Toplu İş Sözleşmesi (TİS) görüşmelerindeki bütçenin emekçilerden kesildiğini ve savaş ekonomisine harcandığını ifade eden Eğitim Sen Diyarbakır Şubesi Eş Başkanı Dilek Adsan, TİS görüşmesinin emekçiler için bir kazanıma dönüşmediğini söyledi. Dilek, "Gerek emekçiler adına bizi görüşmeler sırasında temsil eden yetkili sendikanın zihniyeti ve duruşu, gerekse hükümet yetkililerinin şuan yürütmüş oldukları savaş politikaları, aslında ekonominin büyük bir kısmının nerelere ayrıldığını bize net bir şekilde gösteriyor" diye tepkisini dile getirdi.

'Bütçe savaşa ayrılıyor'

TİS ile birlikte işçilerin ve emekçilerin sömürüldüğünü ifade eden Dilek,"Savaş ortamının yoğun olduğu süreçte, bütçenin büyük bir kısmının militarizme, askeri alana kaydırıldığı bir ülkede, emekçilerin refah içerisinde istedikleri gibi yaşamasından söz edemdeyiz. Dolayısıyla yine TİS, bunlara denk düşen bir sürece tanıklık ettiği için, emekçilerin talepleri göz ardı edilerek, belirli bir kesimin hükümetle, devletle ortaklaşmasıyla sonuçlandı" dedi.

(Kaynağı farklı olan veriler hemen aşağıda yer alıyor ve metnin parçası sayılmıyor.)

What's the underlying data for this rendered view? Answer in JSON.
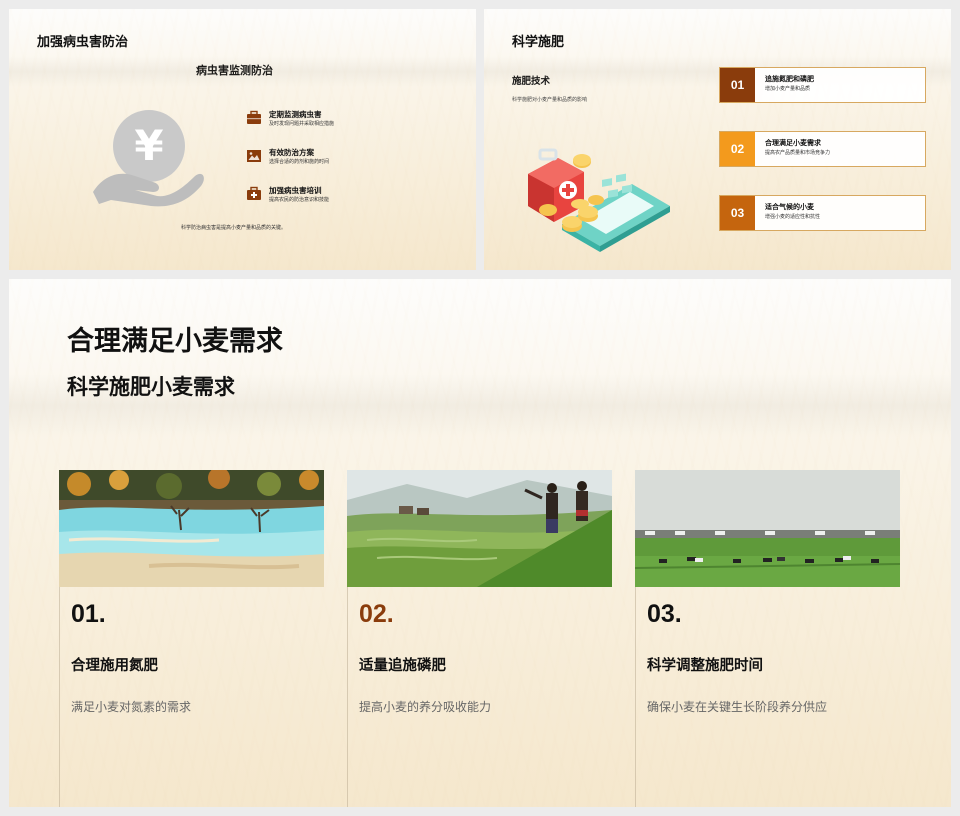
{
  "slide1": {
    "title": "加强病虫害防治",
    "subtitle": "病虫害监测防治",
    "items": [
      {
        "icon": "briefcase-icon",
        "title": "定期监测病虫害",
        "desc": "及时发现问题并采取相应措施"
      },
      {
        "icon": "image-icon",
        "title": "有效防治方案",
        "desc": "选择合适的药剂和施药时间"
      },
      {
        "icon": "medical-kit-icon",
        "title": "加强病虫害培训",
        "desc": "提高农民的防治意识和技能"
      }
    ],
    "note": "科学防治病虫害是提高小麦产量和品质的关键。",
    "illustration": {
      "icon": "hand-money-icon",
      "symbol": "¥"
    },
    "colors": {
      "icon": "#8a3c0c",
      "illustration": "#c8c8c8"
    }
  },
  "slide2": {
    "title": "科学施肥",
    "section_title": "施肥技术",
    "section_desc": "科学施肥对小麦产量和品质的影响",
    "illustration": "calculator-coins-medical-icon",
    "cards": [
      {
        "num": "01",
        "title": "追施氮肥和磷肥",
        "desc": "增加小麦产量和品质",
        "color": "#8a3c0c"
      },
      {
        "num": "02",
        "title": "合理满足小麦需求",
        "desc": "提高农产品质量和市场竞争力",
        "color": "#f39a1d"
      },
      {
        "num": "03",
        "title": "适合气候的小麦",
        "desc": "增强小麦的适应性和抗性",
        "color": "#c5650e"
      }
    ]
  },
  "slide3": {
    "title": "合理满足小麦需求",
    "subtitle": "科学施肥小麦需求",
    "columns": [
      {
        "num": "01.",
        "title": "合理施用氮肥",
        "desc": "满足小麦对氮素的需求",
        "num_color": "#111111",
        "photo": "turquoise-pools-photo"
      },
      {
        "num": "02.",
        "title": "适量追施磷肥",
        "desc": "提高小麦的养分吸收能力",
        "num_color": "#8a3c0c",
        "photo": "rice-terrace-farmers-photo"
      },
      {
        "num": "03.",
        "title": "科学调整施肥时间",
        "desc": "确保小麦在关键生长阶段养分供应",
        "num_color": "#111111",
        "photo": "grazing-cattle-field-photo"
      }
    ]
  }
}
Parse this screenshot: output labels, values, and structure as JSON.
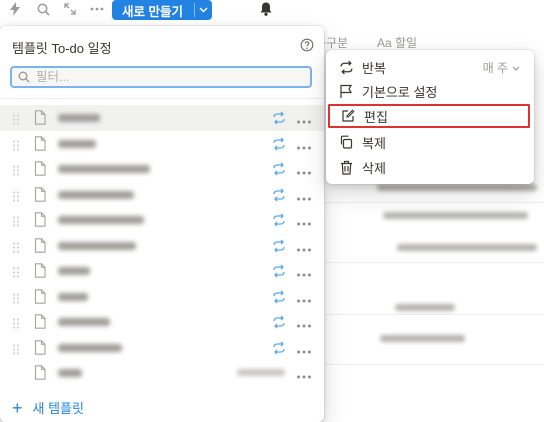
{
  "toolbar": {
    "icons": [
      "lightning-icon",
      "search-icon",
      "expand-icon",
      "more-icon"
    ],
    "new_button_label": "새로 만들기",
    "bell": "bell-icon",
    "accent": "#2383e2"
  },
  "background": {
    "col1_header": "구구분",
    "col2_header": "Aa 할일"
  },
  "panel": {
    "title": "템플릿 To-do 일정",
    "search_placeholder": "필터...",
    "new_template_label": "새 템플릿",
    "item_count": 11
  },
  "menu": {
    "items": [
      {
        "label": "반복",
        "icon": "repeat-icon",
        "value": "매 주"
      },
      {
        "label": "기본으로 설정",
        "icon": "flag-icon"
      },
      {
        "label": "편집",
        "icon": "edit-icon"
      },
      {
        "label": "복제",
        "icon": "duplicate-icon"
      },
      {
        "label": "삭제",
        "icon": "trash-icon"
      }
    ],
    "highlight_color": "#e03131"
  }
}
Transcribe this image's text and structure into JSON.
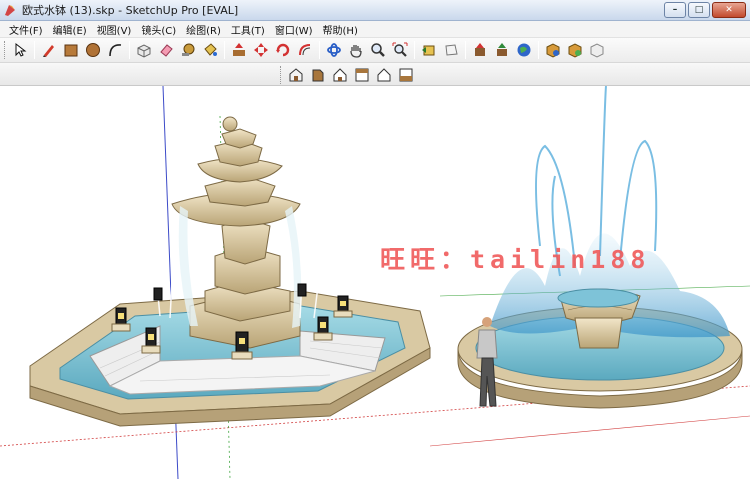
{
  "window": {
    "title": "欧式水钵 (13).skp - SketchUp Pro [EVAL]",
    "minimize_label": "–",
    "maximize_label": "□",
    "close_label": "✕"
  },
  "menu": [
    "文件(F)",
    "编辑(E)",
    "视图(V)",
    "镜头(C)",
    "绘图(R)",
    "工具(T)",
    "窗口(W)",
    "帮助(H)"
  ],
  "toolbar_main": [
    "select-tool",
    "pencil-tool",
    "rectangle-tool",
    "circle-tool",
    "arc-tool",
    "make-component-tool",
    "eraser-tool",
    "tape-measure-tool",
    "paint-bucket-tool",
    "push-pull-tool",
    "move-tool",
    "rotate-tool",
    "offset-tool",
    "orbit-tool",
    "pan-tool",
    "zoom-tool",
    "zoom-extents-tool",
    "previous-view-tool",
    "next-view-tool",
    "get-models-tool",
    "share-model-tool",
    "google-earth-tool",
    "component-library-tool",
    "share-component-tool",
    "extension-tool"
  ],
  "toolbar_views": [
    "iso-view",
    "front-view",
    "back-view",
    "right-view",
    "left-view",
    "top-view"
  ],
  "watermark": "旺旺：tailin188",
  "colors": {
    "accent_red": "#f05a5a",
    "stone": "#d7c6a0",
    "water": "#7fc4d6",
    "axis_red": "#d24040",
    "axis_blue": "#3c4bc8",
    "axis_green": "#3fa53f"
  }
}
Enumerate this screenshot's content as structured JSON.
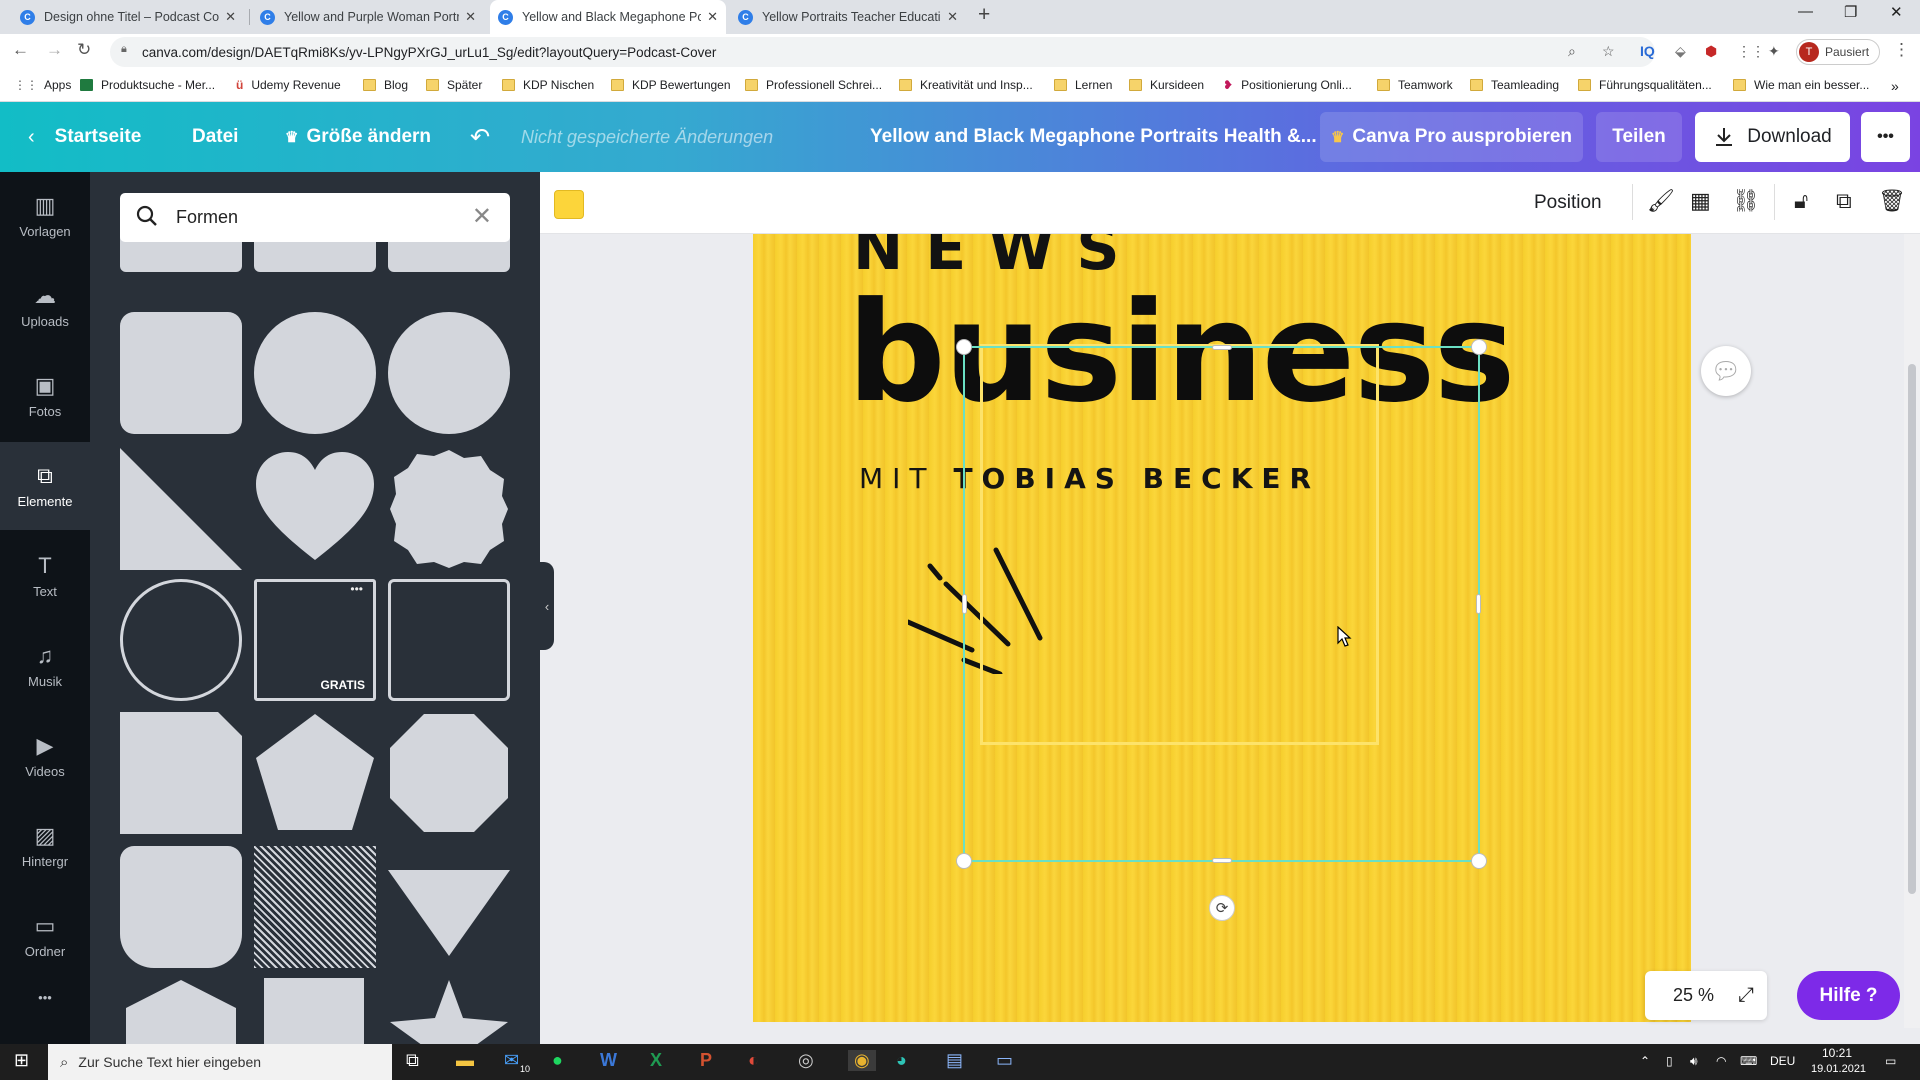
{
  "browser": {
    "tabs": [
      {
        "title": "Design ohne Titel – Podcast Cove",
        "active": false
      },
      {
        "title": "Yellow and Purple Woman Portra",
        "active": false
      },
      {
        "title": "Yellow and Black Megaphone Po",
        "active": true
      },
      {
        "title": "Yellow Portraits Teacher Educatio",
        "active": false
      }
    ],
    "url": "canva.com/design/DAETqRmi8Ks/yv-LPNgyPXrGJ_urLu1_Sg/edit?layoutQuery=Podcast-Cover",
    "profile_initial": "T",
    "profile_label": "Pausiert",
    "bookmarks": [
      "Apps",
      "Produktsuche - Mer...",
      "Udemy Revenue",
      "Blog",
      "Später",
      "KDP Nischen",
      "KDP Bewertungen",
      "Professionell Schrei...",
      "Kreativität und Insp...",
      "Lernen",
      "Kursideen",
      "Positionierung Onli...",
      "Teamwork",
      "Teamleading",
      "Führungsqualitäten...",
      "Wie man ein besser..."
    ]
  },
  "header": {
    "home": "Startseite",
    "file": "Datei",
    "resize": "Größe ändern",
    "unsaved": "Nicht gespeicherte Änderungen",
    "title": "Yellow and Black Megaphone Portraits Health &...",
    "pro": "Canva Pro ausprobieren",
    "share": "Teilen",
    "download": "Download",
    "more": "•••"
  },
  "rail": [
    {
      "label": "Vorlagen",
      "icon": "template-icon"
    },
    {
      "label": "Uploads",
      "icon": "cloud-upload-icon"
    },
    {
      "label": "Fotos",
      "icon": "photo-icon"
    },
    {
      "label": "Elemente",
      "icon": "shapes-icon"
    },
    {
      "label": "Text",
      "icon": "text-icon"
    },
    {
      "label": "Musik",
      "icon": "music-icon"
    },
    {
      "label": "Videos",
      "icon": "video-icon"
    },
    {
      "label": "Hintergr",
      "icon": "background-icon"
    },
    {
      "label": "Ordner",
      "icon": "folder-icon"
    }
  ],
  "rail_more": "•••",
  "panel": {
    "search_value": "Formen",
    "free_badge": "GRATIS",
    "more_dots": "•••"
  },
  "toolbar": {
    "color": "#fcd53a",
    "position": "Position"
  },
  "design": {
    "news": "NEWS",
    "business": "business",
    "subtitle_pre": "MIT",
    "subtitle_name": "TOBIAS BECKER"
  },
  "zoom": "25 %",
  "help": "Hilfe ?",
  "taskbar": {
    "search_placeholder": "Zur Suche Text hier eingeben",
    "lang": "DEU",
    "time": "10:21",
    "date": "19.01.2021",
    "mail_badge": "10"
  }
}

'Tiyatro gibi bir oyun oynanıyor'

Eğitim emekçilerinin tek talebinin ekonomik düzeltmeler olmadığını söyleyen Dilek, emekçilerin aynı zamanda sosyal, siyasal, kültürel ve cinsiyetçi yaklaşımlara karşı birçok taleplerinin olduğunu kaydetti. Dilek, "Emeğimizin sömürülmesinden, kadın olarak ezilmemizden, görünür olmamamızdan, eğitim sisteminin çarpıklığından ve ekonomiye kadar birçok taleplerimiz var. Söz konusu TİS'te hiçbir talebimizi karılmayan tiyatro oyunu gibi bir oyun oynanıyor. Biz emekçilerinde bu oyunun bir parçası haline getirmeye çalışan bir zihniyetle karşı karşıya olduğumuzu ifade edebilirim" şeklinde konuştu.

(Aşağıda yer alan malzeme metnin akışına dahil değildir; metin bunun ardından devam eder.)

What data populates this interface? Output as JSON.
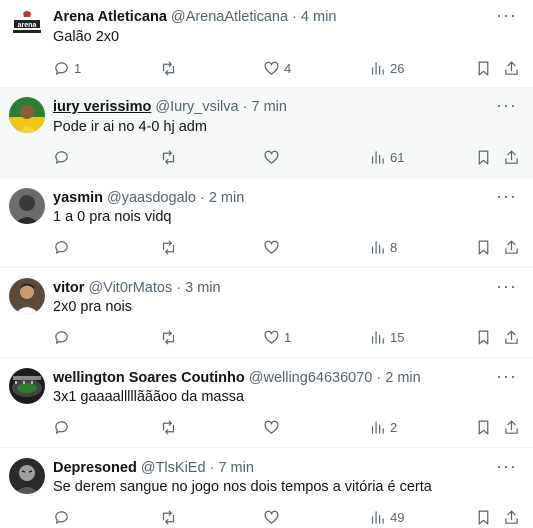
{
  "colors": {
    "text": "#0f1419",
    "muted": "#536471",
    "divider": "#eff3f4",
    "highlight": "#f7f9f9"
  },
  "icons": {
    "reply": "reply-icon",
    "retweet": "retweet-icon",
    "like": "heart-icon",
    "views": "views-bars-icon",
    "bookmark": "bookmark-icon",
    "share": "share-icon",
    "more": "more-dots-icon"
  },
  "tweets": [
    {
      "name": "Arena Atleticana",
      "handle": "@ArenaAtleticana",
      "sep": "·",
      "time": "4 min",
      "text": "Galão 2x0",
      "replies": "1",
      "retweets": "",
      "likes": "4",
      "views": "26"
    },
    {
      "name": "iury verissimo",
      "handle": "@Iury_vsilva",
      "sep": "·",
      "time": "7 min",
      "text": "Pode ir ai no 4-0 hj adm",
      "replies": "",
      "retweets": "",
      "likes": "",
      "views": "61"
    },
    {
      "name": "yasmin",
      "handle": "@yaasdogalo",
      "sep": "·",
      "time": "2 min",
      "text": "1 a 0 pra nois vidq",
      "replies": "",
      "retweets": "",
      "likes": "",
      "views": "8"
    },
    {
      "name": "vitor",
      "handle": "@Vit0rMatos",
      "sep": "·",
      "time": "3 min",
      "text": "2x0 pra nois",
      "replies": "",
      "retweets": "",
      "likes": "1",
      "views": "15"
    },
    {
      "name": "wellington Soares Coutinho",
      "handle": "@welling64636070",
      "sep": "·",
      "time": "2 min",
      "text": "3x1 gaaaalllllãããoo da massa",
      "replies": "",
      "retweets": "",
      "likes": "",
      "views": "2"
    },
    {
      "name": "Depresoned",
      "handle": "@TlsKiEd",
      "sep": "·",
      "time": "7 min",
      "text": "Se derem sangue no jogo nos dois tempos a vitória é certa",
      "replies": "",
      "retweets": "",
      "likes": "",
      "views": "49"
    }
  ]
}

'Emekçiler yoksulluğa mahkûm ediliyor'

Son süreçte yürütülen savaş politikaları nedeniyle ekonominin gerilediğine dikkat çeken Dilek, ekonominin giderek çöküntüye uğramasıyla birlikte bundan en çok zarar görenlerin yine kamu emekçilerinin olduğunu söyledi. Dilek, "Zaten ekonomi savaş ekonomisi. Enflasyon, devalüasyon, dolar, altın ve Avro'daki yükselişler biz emekçilerin almış olduğu ücreti sıfırlamış durumda. Şu an emekçilerin almış olduğu ücretle, yoksulluk sınırı içerisinde bir yaşamı idame ettirmeye mahkum ediliyor. Ülke bütçesinin savaşa endekslenmesiyle, ortada bir seçim ekonomisi olduğu için kaynakların emekçilerle paylaşılmadığını görebiliyoruz" dedi.

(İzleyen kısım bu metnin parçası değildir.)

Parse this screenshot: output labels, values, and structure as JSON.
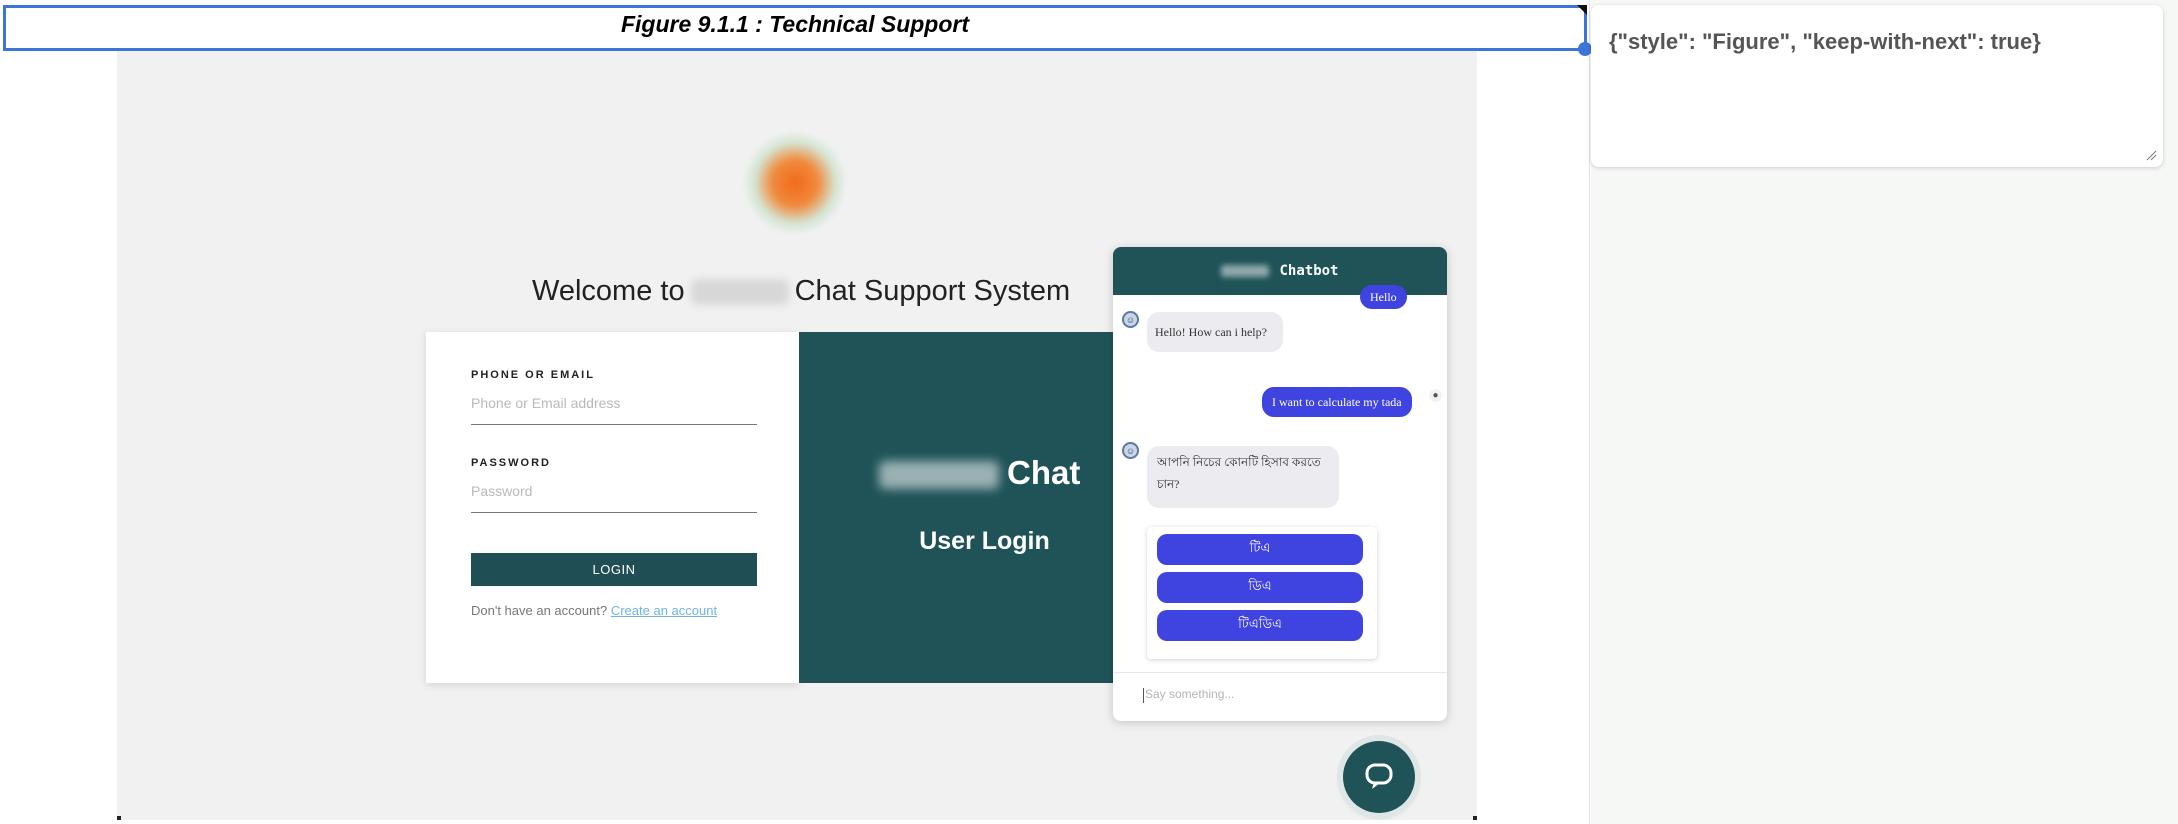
{
  "caption": "Figure 9.1.1 : Technical Support",
  "properties_panel": {
    "text": "{\"style\": \"Figure\", \"keep-with-next\": true}"
  },
  "screenshot": {
    "welcome": {
      "prefix": "Welcome to",
      "suffix": "Chat Support System"
    },
    "login": {
      "phone_label": "PHONE OR EMAIL",
      "phone_placeholder": "Phone or Email address",
      "password_label": "PASSWORD",
      "password_placeholder": "Password",
      "login_button": "LOGIN",
      "no_account_text": "Don't have an account?",
      "create_account_link": "Create an account"
    },
    "brand_panel": {
      "brand_suffix": "Chat",
      "subtitle": "User Login"
    },
    "chatbot": {
      "title_suffix": "Chatbot",
      "messages": [
        {
          "from": "user",
          "text": "Hello"
        },
        {
          "from": "bot",
          "text": "Hello! How can i help?"
        },
        {
          "from": "user",
          "text": "I want to calculate my tada"
        },
        {
          "from": "bot",
          "text": "আপনি নিচের কোনটি হিসাব করতে চান?"
        }
      ],
      "options": [
        "টিএ",
        "ডিএ",
        "টিএডিএ"
      ],
      "input_placeholder": "Say something...",
      "grammarly_badge": "G"
    },
    "colors": {
      "teal": "#1f5358",
      "bubble_blue": "#3f43e0",
      "selection_blue": "#3d74d9"
    }
  }
}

'Kararı alan Bakan vekil dahi değil'

KESK olarak TİS'e karşı sürekli bir eylem halinde olacaklarını söyleyen Dilek, TİS görüşmelerinin yapıldığı masanın emekçilerin masası olmadığını ve orada emekçilere dair kararların alınmadığının altını çizdi. Dilek devamla, "Düşünsenize, sizin hakkınızda karar alan bakan, bir vekil dahi olmayan geçici hükümetin belirlediği bir kişi. TİS'te alınan kararların bir ciddiyetle yapılmadığı ve zaten daha önce konuşulan ve planlanan bir konsept olduğunu görebiliriz. Şu an yüzde birlik ya da yüzde ikilik bir artışla emekçilerin kandırılmaya çalışıldığını ve aşağılandığı bir sürece tanıklık ediyoruz" diye konuştu.